Looking back at my picks for the 2003-04 season, I may have
been blinded by Carla Gugino’s charms when I included her
short-lived ABC drama Karen Sisco as having “hit potential”

With the Emmys over, the 2013-14 TV season officially kicks into high gear. There doesn’t appear to be any breakout hits this fall, but you just never know.
I was looking through the fall preview issue I wrote for the Toronto Sun’s Television magazine 10 years ago, in Sept. of 2003 (the pages were so much bigger then!), and my headline that year was “Fall TV, it’s Slim pickings.”
This may be a bad omen: among the new offerings that season, as this season, was a new series starring James Caan. I made his Las Vegas one of my “ones to watch.” It was never a hit, although it stuck around a few years. This year he’s back in the Bad News Bears-like comedy Back in the Game. Not for long.
I’ll forever stand by my pick as the best new show that fall: Arrested Development. I wrote that Two and a Half Men had hit potential (“a note-perfect pilot”) and The O.C. I singled out as a guilty pleasure.
Critics crave shows that are different and so we sometimes overlook a meat-and-potatoes series that will appeal to viewers who simply want more of the same.
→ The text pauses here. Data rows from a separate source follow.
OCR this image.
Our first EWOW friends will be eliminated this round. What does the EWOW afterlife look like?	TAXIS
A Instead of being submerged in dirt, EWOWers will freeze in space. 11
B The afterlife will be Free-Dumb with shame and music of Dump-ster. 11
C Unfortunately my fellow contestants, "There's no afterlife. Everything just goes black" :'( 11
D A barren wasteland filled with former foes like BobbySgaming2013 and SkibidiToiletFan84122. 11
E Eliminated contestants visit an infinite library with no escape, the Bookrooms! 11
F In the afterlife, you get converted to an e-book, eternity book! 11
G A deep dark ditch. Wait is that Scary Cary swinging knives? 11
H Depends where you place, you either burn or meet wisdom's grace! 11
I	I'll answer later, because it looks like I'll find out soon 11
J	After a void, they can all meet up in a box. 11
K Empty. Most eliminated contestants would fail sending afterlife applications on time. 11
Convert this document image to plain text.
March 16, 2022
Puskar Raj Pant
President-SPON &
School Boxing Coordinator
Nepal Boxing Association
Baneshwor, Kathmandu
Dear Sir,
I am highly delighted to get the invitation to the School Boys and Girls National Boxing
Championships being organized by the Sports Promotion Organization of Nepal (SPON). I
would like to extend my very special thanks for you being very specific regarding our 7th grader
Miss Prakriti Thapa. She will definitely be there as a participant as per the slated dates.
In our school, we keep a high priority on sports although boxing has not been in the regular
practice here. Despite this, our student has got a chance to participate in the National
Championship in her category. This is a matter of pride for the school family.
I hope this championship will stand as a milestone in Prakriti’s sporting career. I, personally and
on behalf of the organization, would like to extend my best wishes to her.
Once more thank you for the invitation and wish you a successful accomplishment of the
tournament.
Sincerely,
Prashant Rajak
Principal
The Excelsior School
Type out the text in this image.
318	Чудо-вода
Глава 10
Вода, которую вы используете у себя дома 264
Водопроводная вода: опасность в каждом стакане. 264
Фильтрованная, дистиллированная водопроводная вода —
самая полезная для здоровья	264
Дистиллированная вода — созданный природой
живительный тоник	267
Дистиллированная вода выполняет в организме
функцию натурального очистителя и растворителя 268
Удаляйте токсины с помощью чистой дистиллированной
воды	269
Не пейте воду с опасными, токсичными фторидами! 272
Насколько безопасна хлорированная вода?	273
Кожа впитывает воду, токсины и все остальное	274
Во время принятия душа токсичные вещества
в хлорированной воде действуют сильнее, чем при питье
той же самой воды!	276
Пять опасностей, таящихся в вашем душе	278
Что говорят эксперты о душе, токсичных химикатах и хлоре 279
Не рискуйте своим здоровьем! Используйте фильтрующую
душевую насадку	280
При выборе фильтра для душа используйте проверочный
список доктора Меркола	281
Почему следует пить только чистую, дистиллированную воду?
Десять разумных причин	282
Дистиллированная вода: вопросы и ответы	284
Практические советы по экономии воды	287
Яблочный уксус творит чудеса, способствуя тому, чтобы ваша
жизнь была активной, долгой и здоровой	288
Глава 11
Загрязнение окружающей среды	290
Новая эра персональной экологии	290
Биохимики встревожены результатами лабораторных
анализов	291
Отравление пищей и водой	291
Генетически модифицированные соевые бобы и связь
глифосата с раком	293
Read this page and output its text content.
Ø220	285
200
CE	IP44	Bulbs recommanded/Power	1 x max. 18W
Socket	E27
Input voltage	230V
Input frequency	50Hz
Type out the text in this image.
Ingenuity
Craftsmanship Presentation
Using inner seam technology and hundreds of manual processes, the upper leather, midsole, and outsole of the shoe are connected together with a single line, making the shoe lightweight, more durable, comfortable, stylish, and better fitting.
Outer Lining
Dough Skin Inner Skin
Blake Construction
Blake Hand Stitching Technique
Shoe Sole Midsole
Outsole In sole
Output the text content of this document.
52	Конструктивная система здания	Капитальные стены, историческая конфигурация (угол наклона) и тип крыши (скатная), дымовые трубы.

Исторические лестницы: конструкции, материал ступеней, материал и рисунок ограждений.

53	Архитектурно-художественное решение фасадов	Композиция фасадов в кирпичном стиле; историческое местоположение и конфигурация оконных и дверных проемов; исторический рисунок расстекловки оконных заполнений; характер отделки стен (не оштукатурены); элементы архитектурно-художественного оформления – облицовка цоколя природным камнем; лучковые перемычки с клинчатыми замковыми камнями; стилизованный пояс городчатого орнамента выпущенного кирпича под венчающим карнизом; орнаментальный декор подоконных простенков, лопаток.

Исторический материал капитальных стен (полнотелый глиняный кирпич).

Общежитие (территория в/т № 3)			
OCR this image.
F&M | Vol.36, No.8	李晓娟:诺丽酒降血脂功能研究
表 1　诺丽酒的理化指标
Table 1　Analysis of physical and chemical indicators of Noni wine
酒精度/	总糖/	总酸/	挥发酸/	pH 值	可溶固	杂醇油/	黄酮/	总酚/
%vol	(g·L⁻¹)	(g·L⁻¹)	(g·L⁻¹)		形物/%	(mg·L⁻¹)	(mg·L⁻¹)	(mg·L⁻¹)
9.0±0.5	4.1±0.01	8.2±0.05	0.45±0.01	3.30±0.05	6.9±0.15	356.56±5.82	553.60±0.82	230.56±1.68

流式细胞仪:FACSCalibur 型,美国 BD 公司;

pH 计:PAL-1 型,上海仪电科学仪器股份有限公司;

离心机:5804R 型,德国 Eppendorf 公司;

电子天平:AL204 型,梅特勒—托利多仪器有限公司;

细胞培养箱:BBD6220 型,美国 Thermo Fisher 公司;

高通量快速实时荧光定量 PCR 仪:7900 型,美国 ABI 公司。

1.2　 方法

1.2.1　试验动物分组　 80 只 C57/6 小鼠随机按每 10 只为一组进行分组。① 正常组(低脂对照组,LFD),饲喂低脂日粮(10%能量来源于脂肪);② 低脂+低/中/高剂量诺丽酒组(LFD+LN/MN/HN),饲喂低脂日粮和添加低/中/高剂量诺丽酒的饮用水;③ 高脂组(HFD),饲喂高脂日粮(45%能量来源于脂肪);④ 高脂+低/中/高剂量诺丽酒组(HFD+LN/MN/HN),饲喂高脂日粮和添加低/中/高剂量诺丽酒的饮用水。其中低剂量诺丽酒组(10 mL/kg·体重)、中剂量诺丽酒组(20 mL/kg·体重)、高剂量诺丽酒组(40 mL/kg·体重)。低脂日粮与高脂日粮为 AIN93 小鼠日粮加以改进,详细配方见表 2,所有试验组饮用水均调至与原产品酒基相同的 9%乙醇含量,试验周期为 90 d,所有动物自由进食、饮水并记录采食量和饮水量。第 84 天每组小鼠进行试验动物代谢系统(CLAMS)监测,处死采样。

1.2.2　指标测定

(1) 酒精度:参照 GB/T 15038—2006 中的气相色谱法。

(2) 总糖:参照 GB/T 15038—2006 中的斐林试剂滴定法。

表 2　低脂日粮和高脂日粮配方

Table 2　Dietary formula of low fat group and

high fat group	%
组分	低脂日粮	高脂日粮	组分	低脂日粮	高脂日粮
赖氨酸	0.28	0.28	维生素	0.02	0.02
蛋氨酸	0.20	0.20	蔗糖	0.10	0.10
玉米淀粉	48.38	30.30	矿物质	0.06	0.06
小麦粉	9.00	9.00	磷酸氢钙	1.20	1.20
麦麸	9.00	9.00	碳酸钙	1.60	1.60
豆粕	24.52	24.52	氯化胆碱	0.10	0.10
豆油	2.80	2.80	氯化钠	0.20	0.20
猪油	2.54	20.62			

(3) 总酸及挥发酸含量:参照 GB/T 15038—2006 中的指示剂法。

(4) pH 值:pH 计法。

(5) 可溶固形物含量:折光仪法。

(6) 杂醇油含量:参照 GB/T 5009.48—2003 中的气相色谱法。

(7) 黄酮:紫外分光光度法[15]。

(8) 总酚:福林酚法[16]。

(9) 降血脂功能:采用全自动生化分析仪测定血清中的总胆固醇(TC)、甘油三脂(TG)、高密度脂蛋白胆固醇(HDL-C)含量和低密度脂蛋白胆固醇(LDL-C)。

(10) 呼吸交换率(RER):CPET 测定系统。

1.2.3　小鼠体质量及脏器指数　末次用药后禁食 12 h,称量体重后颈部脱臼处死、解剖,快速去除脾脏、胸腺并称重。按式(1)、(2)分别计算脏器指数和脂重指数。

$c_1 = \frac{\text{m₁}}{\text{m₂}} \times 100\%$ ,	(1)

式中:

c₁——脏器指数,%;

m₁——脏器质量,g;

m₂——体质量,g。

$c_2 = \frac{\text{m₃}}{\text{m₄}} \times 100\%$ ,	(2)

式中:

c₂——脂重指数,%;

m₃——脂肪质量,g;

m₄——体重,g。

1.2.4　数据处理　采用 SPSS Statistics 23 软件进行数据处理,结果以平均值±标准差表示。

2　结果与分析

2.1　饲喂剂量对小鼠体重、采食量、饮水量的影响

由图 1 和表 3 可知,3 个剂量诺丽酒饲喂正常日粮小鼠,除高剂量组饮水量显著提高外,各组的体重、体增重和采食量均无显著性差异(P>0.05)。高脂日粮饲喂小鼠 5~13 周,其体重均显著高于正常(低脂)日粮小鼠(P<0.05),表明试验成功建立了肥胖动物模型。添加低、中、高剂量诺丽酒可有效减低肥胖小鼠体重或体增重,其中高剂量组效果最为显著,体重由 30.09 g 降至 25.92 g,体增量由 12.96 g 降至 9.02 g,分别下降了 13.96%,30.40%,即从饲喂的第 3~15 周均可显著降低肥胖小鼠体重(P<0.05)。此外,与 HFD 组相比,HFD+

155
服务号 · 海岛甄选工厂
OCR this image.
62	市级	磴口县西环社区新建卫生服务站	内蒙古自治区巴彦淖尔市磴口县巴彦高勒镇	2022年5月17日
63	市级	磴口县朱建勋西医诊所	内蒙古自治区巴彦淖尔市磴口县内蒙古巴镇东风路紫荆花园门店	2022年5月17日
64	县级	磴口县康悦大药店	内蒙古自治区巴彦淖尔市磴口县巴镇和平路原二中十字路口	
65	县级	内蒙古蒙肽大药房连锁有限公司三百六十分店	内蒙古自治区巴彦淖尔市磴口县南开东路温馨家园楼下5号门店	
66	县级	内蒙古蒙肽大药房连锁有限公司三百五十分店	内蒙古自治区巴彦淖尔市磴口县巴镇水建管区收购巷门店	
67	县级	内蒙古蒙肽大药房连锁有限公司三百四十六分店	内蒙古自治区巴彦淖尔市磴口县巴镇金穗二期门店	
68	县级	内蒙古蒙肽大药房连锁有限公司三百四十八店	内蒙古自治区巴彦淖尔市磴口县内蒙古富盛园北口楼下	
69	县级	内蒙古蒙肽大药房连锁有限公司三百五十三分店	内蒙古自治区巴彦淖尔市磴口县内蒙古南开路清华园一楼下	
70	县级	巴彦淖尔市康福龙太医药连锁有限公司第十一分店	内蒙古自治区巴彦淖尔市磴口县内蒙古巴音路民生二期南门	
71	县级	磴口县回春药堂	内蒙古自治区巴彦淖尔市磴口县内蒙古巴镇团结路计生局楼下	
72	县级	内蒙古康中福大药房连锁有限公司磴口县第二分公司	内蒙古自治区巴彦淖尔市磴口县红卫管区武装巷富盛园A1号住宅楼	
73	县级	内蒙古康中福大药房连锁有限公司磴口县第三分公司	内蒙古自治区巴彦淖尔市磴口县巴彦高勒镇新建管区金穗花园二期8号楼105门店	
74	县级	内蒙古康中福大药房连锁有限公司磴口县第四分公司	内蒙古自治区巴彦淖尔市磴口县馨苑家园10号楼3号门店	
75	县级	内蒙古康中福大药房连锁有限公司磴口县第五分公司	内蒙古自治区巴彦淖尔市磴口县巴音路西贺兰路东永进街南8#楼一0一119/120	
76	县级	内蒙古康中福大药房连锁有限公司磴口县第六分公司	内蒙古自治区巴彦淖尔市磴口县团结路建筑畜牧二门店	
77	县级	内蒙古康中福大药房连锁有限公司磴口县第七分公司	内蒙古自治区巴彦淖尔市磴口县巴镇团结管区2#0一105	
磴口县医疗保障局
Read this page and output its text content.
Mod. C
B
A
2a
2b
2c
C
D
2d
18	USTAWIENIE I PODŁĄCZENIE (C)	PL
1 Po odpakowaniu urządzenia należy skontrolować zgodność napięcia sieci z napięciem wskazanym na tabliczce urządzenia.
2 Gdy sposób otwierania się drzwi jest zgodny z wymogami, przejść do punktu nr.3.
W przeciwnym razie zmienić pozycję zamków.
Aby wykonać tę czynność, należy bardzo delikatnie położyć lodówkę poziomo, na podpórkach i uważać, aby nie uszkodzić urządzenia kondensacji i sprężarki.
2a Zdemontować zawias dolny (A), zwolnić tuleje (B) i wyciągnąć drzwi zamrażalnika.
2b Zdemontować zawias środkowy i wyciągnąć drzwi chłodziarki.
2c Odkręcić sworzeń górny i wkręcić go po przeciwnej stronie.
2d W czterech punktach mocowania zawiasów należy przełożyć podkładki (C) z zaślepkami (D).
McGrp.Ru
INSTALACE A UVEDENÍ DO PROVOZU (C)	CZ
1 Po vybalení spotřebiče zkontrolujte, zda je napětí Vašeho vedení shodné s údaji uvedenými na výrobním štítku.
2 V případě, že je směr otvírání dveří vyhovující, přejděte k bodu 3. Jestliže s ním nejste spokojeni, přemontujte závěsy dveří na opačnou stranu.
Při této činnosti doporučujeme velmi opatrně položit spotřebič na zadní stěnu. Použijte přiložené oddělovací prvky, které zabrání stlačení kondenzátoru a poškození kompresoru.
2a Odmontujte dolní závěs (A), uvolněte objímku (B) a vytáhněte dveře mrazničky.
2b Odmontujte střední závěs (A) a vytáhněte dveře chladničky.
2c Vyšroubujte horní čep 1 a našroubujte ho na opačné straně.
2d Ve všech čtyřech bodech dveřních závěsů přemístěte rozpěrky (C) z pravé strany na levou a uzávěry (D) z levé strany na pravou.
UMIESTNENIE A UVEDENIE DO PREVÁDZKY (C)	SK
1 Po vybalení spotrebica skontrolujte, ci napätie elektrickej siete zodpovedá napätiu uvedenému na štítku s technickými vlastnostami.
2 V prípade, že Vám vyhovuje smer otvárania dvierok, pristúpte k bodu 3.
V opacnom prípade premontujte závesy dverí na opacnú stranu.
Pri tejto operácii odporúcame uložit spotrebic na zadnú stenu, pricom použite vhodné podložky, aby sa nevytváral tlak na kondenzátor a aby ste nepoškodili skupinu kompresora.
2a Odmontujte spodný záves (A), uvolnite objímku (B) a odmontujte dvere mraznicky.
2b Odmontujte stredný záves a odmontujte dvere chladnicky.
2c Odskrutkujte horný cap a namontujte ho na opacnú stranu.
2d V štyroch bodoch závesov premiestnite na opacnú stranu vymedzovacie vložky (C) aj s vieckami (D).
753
A new series that fall was NCIS (then redundantly called Navy N.C.I.S.). “Did anyone ask for a spinoff from JAG?” I asked. Well, smart guy, 10 years later NCIS is the most watched TV show in the world.
There were, however, a lot of legitimate stinkers in 2003. Does anyone remember Happy Family with John Larroquette? How about I’m With Her starring Cracked lead David Sutcliffe? Rock Me Baby, Run of the House or Married to the Kellys? I remember Norm Macdonald’s A Minute with Stan Hooper, but knew it was too kooky to last.
New Canadian shows that season included the Rick Mercer Report, Global’s Falcon Beach and a little CTV comedy called Corner Gas.
So you just never know. One of these three shows premiering tonight might last a decade–or all three could be gone by Christmas. Coming into the season, however, they’re seen as blue-chippers, programs the networks hope to build or anchor Monday nights: Below are my capsule reviews from my night-of-the-week TVFMF Fall Preview, which you can also read in its entirety here:

Mom (9:30 p.m., CBS, City)
Anna Farris (Scary Movie) plays a newly sober single mom. He mom (Alison Janney) might just drive her back to drink.
Chuck Lorre has made a billion dollars crafting these broad American comedies. This one has a talented cast (including Nate Corddry and a not very recognizable French Stewart from 3rd Rock from the Sun) but the pilot seemed to lack the “Penny” character who might make me care about either of these cartoon moms.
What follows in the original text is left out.